ENTREVISTA COM BARBARA BISCARO

Telemakos Endler*

Nessa entrevsita, Barbara Biscaro, doutoranda na UDESC, atriz, cantora, dramaturga e diretora do espetáculo “A Menina Boba”, fala de seu trabalho e de seu processo de produção.

Barbara Biscaro

 

TE. Como se iniciou e foi o processo de montagem do espetáculo “A Menina Boba”?

BB. Eu sempre tive muita admiração pelo trabalho de Cláudio Santoro, que é o
compositor das músicas. E sempre buscava partituras dele quando eu visitava
novas bibliotecas. Um dia eu fui à biblioteca da UNICAMP e achei as
músicas da “Menina Boba”. Achei o nome muito curioso, li a partitura, mas na época achei muito difícil para cantar. Guardei na gaveta e pensei que um dia faria alguma coisa com aquilo, porque aquilo me atraia.
Quando teve o prêmio Elisabete Anderle, aqui do Estado de Santa Catarina, mandei um projeto de pesquisa em voz, me propondo a estudar aquele ciclo e tirar algum material daquilo.
Meu projeto foi aprovado e foi quando eu realmente peguei as canções
e comecei a entender o que havia por trás delas. Estava escrito nas partituras que eram poemas de Oneyda Alvarenga. Foi então que descobri a biografia dela, a qual achei fantástica. Fiz uma primeira montagem deste espetáculo em 2010, com o pianista Alberto Heller, um pianista bem conhecido aqui de Florianópolis. Nós fizemos uma montagem juntos, que tinha algumas coisas que tem hoje na remontagem, mas era outra coisa totalmente diferente e utiliza o piano. Fizemos algumas apresentações com o espetáculo, mas depois paramos porque era muito difícil circular com o piano, pois demandava muita produção. Ano passado inteiro e este ano fiquei trabalhando para fazer uma adaptação sozinha, cantando tudo à capela, o que acabou dando super certo.
Passei o ano inteiro ensaiando, fazendo as gravações e experimentos usados utilizando o estúdio da UDESC. Depois acabou que consegui montar esta nova versão, que é bem diferente da primeira versão, mas tinha muito da pesquisa, dos movimentos e ideais que hoje formam o espetáculo. Mas são dois espetáculos completamente diferentes.

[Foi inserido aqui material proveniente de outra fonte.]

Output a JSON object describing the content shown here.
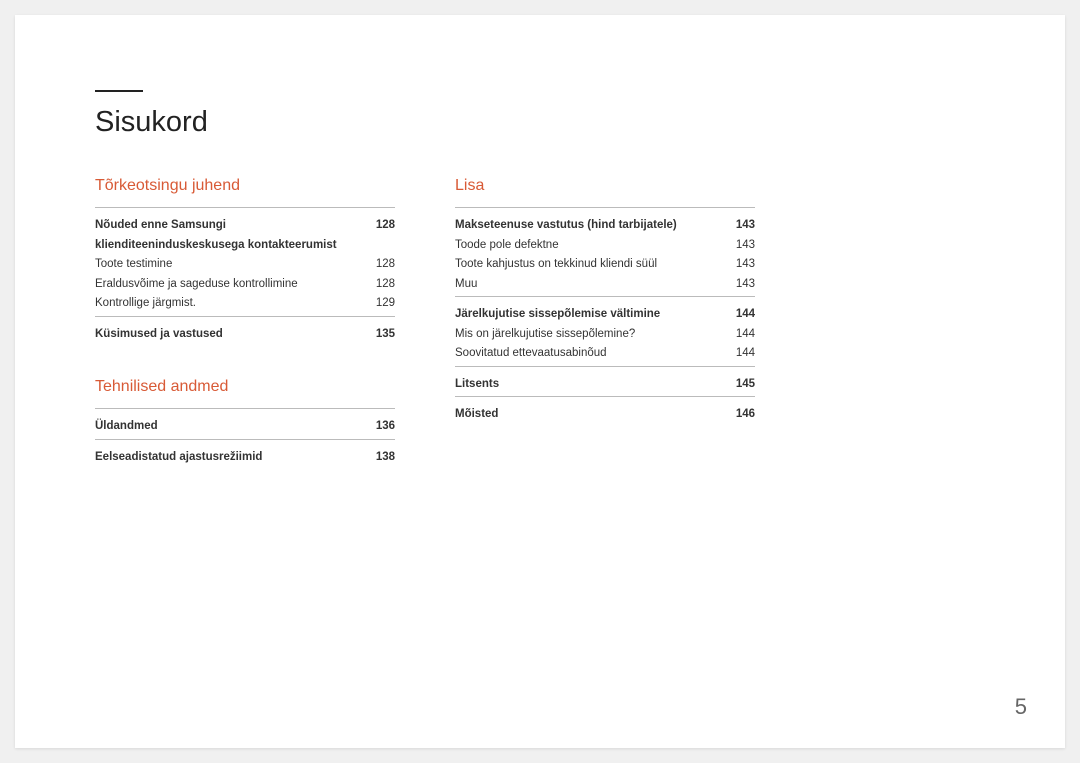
{
  "title": "Sisukord",
  "pageNumber": "5",
  "left": {
    "sections": [
      {
        "heading": "Tõrkeotsingu juhend",
        "groups": [
          [
            {
              "label": "Nõuded enne Samsungi klienditeeninduskeskusega kontakteerumist",
              "page": "128",
              "bold": true
            },
            {
              "label": "Toote testimine",
              "page": "128",
              "bold": false
            },
            {
              "label": "Eraldusvõime ja sageduse kontrollimine",
              "page": "128",
              "bold": false
            },
            {
              "label": "Kontrollige järgmist.",
              "page": "129",
              "bold": false
            }
          ],
          [
            {
              "label": "Küsimused ja vastused",
              "page": "135",
              "bold": true
            }
          ]
        ]
      },
      {
        "heading": "Tehnilised andmed",
        "groups": [
          [
            {
              "label": "Üldandmed",
              "page": "136",
              "bold": true
            }
          ],
          [
            {
              "label": "Eelseadistatud ajastusrežiimid",
              "page": "138",
              "bold": true
            }
          ]
        ]
      }
    ]
  },
  "right": {
    "sections": [
      {
        "heading": "Lisa",
        "groups": [
          [
            {
              "label": "Makseteenuse vastutus (hind tarbijatele)",
              "page": "143",
              "bold": true
            },
            {
              "label": "Toode pole defektne",
              "page": "143",
              "bold": false
            },
            {
              "label": "Toote kahjustus on tekkinud kliendi süül",
              "page": "143",
              "bold": false
            },
            {
              "label": "Muu",
              "page": "143",
              "bold": false
            }
          ],
          [
            {
              "label": "Järelkujutise sissepõlemise vältimine",
              "page": "144",
              "bold": true
            },
            {
              "label": "Mis on järelkujutise sissepõlemine?",
              "page": "144",
              "bold": false
            },
            {
              "label": "Soovitatud ettevaatusabinõud",
              "page": "144",
              "bold": false
            }
          ],
          [
            {
              "label": "Litsents",
              "page": "145",
              "bold": true
            }
          ],
          [
            {
              "label": "Mõisted",
              "page": "146",
              "bold": true
            }
          ]
        ]
      }
    ]
  }
}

TE. De onde veio a sua admiração por Cláudio Santoro?

BB. Comecei a fazer aula de canto aos quinze anos. Chegou um momento que tive que decidir que repertório musical eu gostava de cantar. Sempre gostei muita da música erudita brasileira do século XX. E o Cláudio Santoro é um compositor emblemático desta geração. Fiz várias matérias da música na minha graduação e conheci-o através das minhas professoras de canto e amigos da música. Fui então conhecendo o repertório. Na faculdade ainda montei o primeiro espetáculo no qual, também, me auto dirigia, e tinha várias músicas dele. Logo, fui conhecendo a obra dele e buscando material sobre ele em outros lugares porque aqui é muito difícil achar material.
Inclusive, o teatro nacional de Brasília chama-se Cláudio Santoro. Ele é amazonense, mas ele viveu quase sua vida inteira em Brasília.

TE. Nas primeiras versões havia um pianista em cena. Como foi trabalhar com um músico e quais foram as dificuldades da produção, além de ter um piano em cena?

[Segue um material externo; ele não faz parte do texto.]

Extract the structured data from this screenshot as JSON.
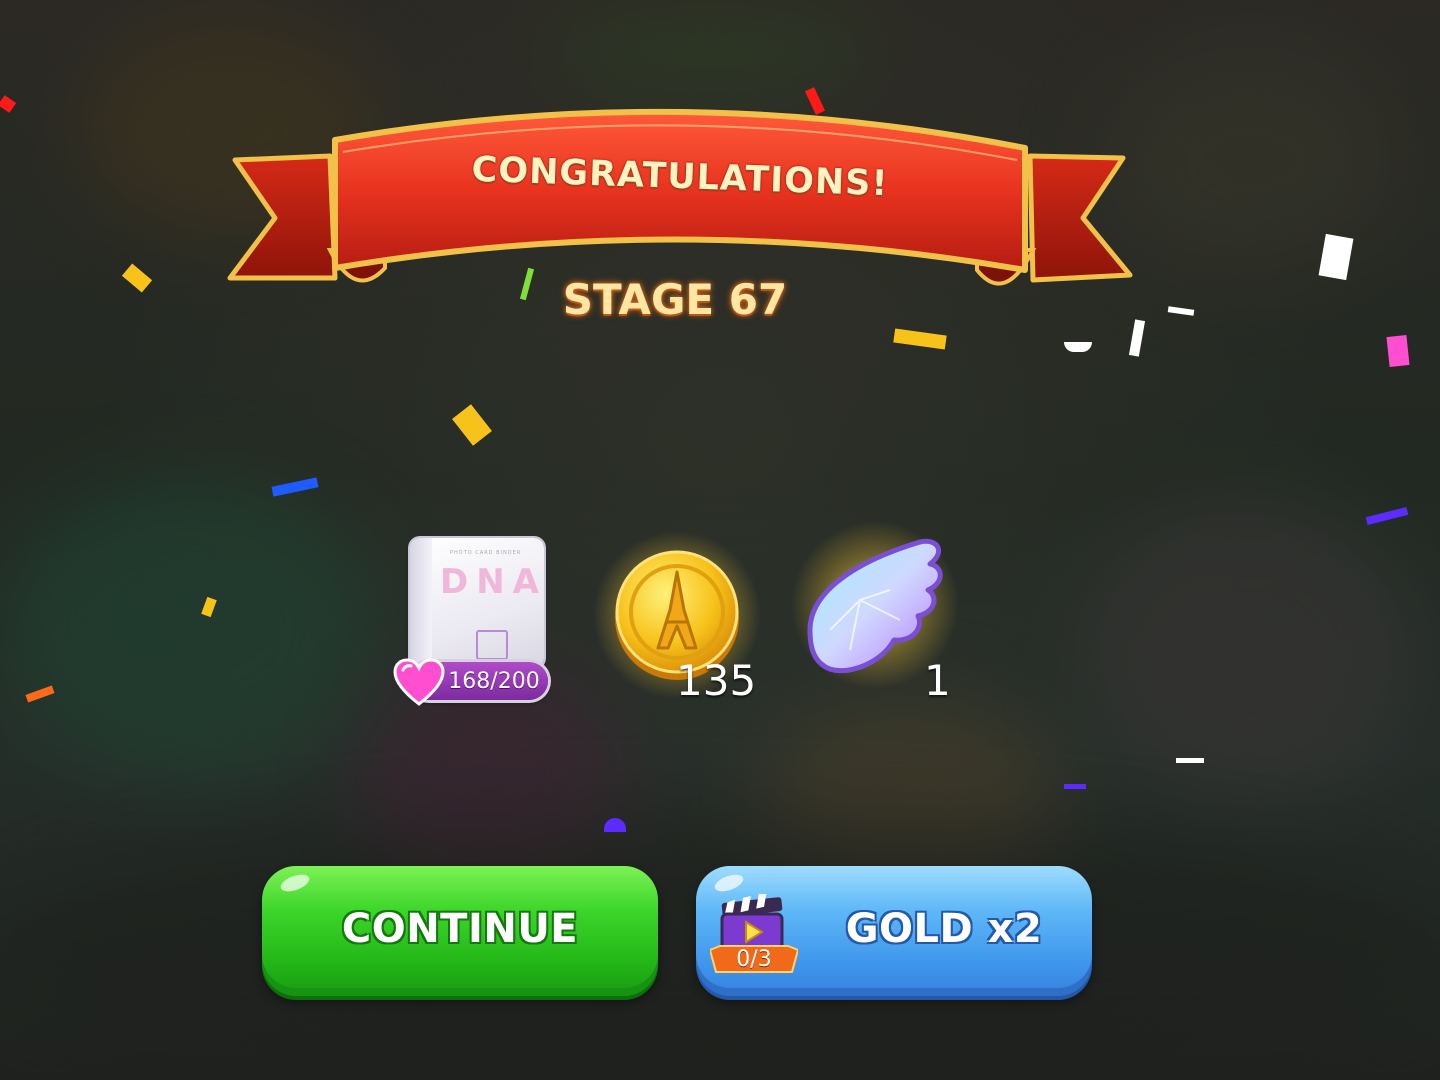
{
  "banner": {
    "title": "CONGRATULATIONS!"
  },
  "stage": {
    "label": "STAGE 67"
  },
  "rewards": {
    "card": {
      "title": "DNA",
      "subtitle": "PHOTO CARD BINDER",
      "progress": "168/200"
    },
    "gold": {
      "count": "135",
      "icon": "eiffel-coin-icon"
    },
    "wing": {
      "count": "1",
      "icon": "crystal-wing-icon"
    }
  },
  "buttons": {
    "continue_label": "CONTINUE",
    "gold_label": "GOLD x2",
    "video_count": "0/3",
    "video_icon": "clapperboard-play-icon"
  },
  "colors": {
    "ribbon_red": "#e8331f",
    "ribbon_gold": "#f2c14a",
    "continue_green": "#34cc22",
    "gold_blue": "#4ea6f2",
    "stage_text": "#ffe6a3"
  }
}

BB. Nós, do teatro, sempre queremos nos envolver com a pessoa e queremos que ela crie o seu material. Quando fui trabalhar com o musico, percebi que a lógica é totalmente diferente. O músico é uma pessoa muito prática e fazendo aquilo que é para ele fazer já basta. Então eu criei um espetáculo baseado na dramaturgia minha e de outra pessoa, o que foi fantástico.
Fazer um espetáculo às vezes não é tão difícil quanto produzi-lo. O Alberto é um pianista muito conhecido e requisitado nacionalmente e ficava muito difícil de marcar apresentação com sua agenda. Além do mais não tinha dinheiro nenhum e eu ficava sem graça com esta situação, mesmo ele sendo um grande parceiro.
Cogitamos a ideia de fazer uma versão com um piano digital. Mas perderia
toda a improvisação que ele fazia com o instrumento do piano, pois ele tocava dentro do piano, nas próprias cordas do piano. Aprendei muito tocando com ele. Foi uma versão, mas agora o espetáculo já é outra coisa.

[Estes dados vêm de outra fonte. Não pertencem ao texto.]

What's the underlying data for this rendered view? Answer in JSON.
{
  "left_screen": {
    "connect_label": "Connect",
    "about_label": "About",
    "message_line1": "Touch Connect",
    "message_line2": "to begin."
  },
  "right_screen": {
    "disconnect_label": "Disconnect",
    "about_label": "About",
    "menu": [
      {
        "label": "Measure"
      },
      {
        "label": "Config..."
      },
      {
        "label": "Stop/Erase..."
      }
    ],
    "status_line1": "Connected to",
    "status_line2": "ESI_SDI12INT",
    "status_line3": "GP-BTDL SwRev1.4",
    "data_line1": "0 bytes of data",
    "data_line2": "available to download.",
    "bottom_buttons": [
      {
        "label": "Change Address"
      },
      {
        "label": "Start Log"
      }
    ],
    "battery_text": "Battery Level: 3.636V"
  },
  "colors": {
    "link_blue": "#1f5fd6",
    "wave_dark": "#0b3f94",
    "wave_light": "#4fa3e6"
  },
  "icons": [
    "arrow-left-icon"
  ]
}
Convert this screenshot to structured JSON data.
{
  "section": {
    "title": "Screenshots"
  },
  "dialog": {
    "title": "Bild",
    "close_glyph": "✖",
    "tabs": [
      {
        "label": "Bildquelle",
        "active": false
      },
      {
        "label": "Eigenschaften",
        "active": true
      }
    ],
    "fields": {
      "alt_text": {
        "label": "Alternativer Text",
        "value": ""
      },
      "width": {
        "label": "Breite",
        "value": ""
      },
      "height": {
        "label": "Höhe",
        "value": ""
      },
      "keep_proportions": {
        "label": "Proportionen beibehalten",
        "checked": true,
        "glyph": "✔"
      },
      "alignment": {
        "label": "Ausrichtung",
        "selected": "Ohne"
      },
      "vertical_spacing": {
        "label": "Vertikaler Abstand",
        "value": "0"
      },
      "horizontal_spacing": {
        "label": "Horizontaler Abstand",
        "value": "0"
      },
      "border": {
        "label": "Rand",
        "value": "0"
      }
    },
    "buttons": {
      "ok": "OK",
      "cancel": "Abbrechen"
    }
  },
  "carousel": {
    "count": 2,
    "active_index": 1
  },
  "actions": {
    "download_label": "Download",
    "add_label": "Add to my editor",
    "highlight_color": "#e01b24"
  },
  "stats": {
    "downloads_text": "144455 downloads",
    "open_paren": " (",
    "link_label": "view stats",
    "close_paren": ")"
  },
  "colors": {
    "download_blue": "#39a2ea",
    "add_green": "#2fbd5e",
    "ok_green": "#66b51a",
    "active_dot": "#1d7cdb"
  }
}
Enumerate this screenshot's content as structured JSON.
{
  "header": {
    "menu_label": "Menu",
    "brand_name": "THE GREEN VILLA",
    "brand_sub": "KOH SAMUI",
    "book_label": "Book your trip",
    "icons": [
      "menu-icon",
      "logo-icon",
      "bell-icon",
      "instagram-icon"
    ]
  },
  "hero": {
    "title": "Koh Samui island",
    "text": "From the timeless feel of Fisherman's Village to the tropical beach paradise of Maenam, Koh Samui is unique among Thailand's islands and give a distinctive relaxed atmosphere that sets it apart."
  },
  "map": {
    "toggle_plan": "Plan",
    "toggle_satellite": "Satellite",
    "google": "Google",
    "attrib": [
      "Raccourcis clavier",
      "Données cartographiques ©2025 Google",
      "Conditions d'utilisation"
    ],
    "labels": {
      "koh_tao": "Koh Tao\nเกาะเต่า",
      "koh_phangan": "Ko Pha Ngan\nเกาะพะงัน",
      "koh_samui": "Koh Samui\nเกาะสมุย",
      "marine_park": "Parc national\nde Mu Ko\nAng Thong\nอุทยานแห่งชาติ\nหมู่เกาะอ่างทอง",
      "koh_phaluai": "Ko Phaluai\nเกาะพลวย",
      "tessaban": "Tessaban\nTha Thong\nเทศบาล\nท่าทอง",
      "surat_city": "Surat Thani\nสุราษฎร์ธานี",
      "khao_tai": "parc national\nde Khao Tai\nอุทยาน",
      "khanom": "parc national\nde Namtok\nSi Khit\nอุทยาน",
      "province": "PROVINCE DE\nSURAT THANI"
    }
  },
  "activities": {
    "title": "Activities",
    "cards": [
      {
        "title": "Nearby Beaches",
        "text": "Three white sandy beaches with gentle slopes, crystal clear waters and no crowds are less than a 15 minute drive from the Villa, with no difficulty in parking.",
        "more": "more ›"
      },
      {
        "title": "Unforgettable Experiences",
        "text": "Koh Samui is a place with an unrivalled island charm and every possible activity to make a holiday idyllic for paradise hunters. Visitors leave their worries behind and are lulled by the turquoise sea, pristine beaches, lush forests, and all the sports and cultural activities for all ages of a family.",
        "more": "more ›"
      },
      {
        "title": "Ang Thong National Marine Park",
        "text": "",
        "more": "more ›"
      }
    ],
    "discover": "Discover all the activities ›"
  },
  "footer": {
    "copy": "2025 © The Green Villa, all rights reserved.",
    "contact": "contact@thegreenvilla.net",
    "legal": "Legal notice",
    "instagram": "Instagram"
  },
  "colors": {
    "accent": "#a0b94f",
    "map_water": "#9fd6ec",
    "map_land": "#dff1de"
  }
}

TE. De onde vem o interesse do estudo pelo corpo-voz?

BB. Eu tenho uma formação bem plural. Eu sempre fiz teatro e entrei na faculdade de cênicas porque eu tinha esse grande sonho de fazer teatro. Paralelamente ao teatro, como já falei anteriormente, comecei a fazer aula de canto aos 15 anos, porque alguém me falou que para eu ser atriz precisava saber cantar. E eu não sei o porquê levei isto a sério e fui fazer aula de canto. E eu me apaixonei pelo universo do canto, tinha prazer pelo canto e em fazer os exercícios, achava muito bom. Comecei a trabalhar profissionalmente com musica em paralelo ao teatro. Desde o primeiro semestre da faculdade eu participei do projeto de pesquisa da graduação de técnicas corporais para
o ator durante 5 anos, onde fazíamos um intenso treinamento corporal físico entrando na área da dança. Então, eu tinha estes três mundos: eu fazia faculdade de teatro, cantava e dançava todos os dias. Comecei a ficar muito confusa. Eram três lugares completamente separados, mas eu estava envolvida nesses três mundos. E durante a faculdade já comecei a ficar incomodada com este separação e me questionar o por que destes
mundos não se juntarem. Então, comecei a desenvolver uma pesquisa pessoal tentando buscar alternativas para este corpo que dança, canta e constrói uma dramaturgia sem estar necessariamente ligada à algo especifico, a exemplo do teatro musical onde tem os papéis e uma estrutura fechada. E eu estava interessada em coisas mais alternativas, mais experimentais. Foi a partir desta formação plural que eu tive, que fui tentando, ao meu modo, juntar o que eu achava que poderia ser juntado, ou separar. Enfim, fiz e ainda faço muitas pesquisas tentando buscar o que faz sentido. Depois que comecei a
mexer com isso, conheci outros artistas que faziam isso e passei a ter mais referências e mestres. E o espetáculo é reflexo do ponto na qual minha pesquisa se encontra.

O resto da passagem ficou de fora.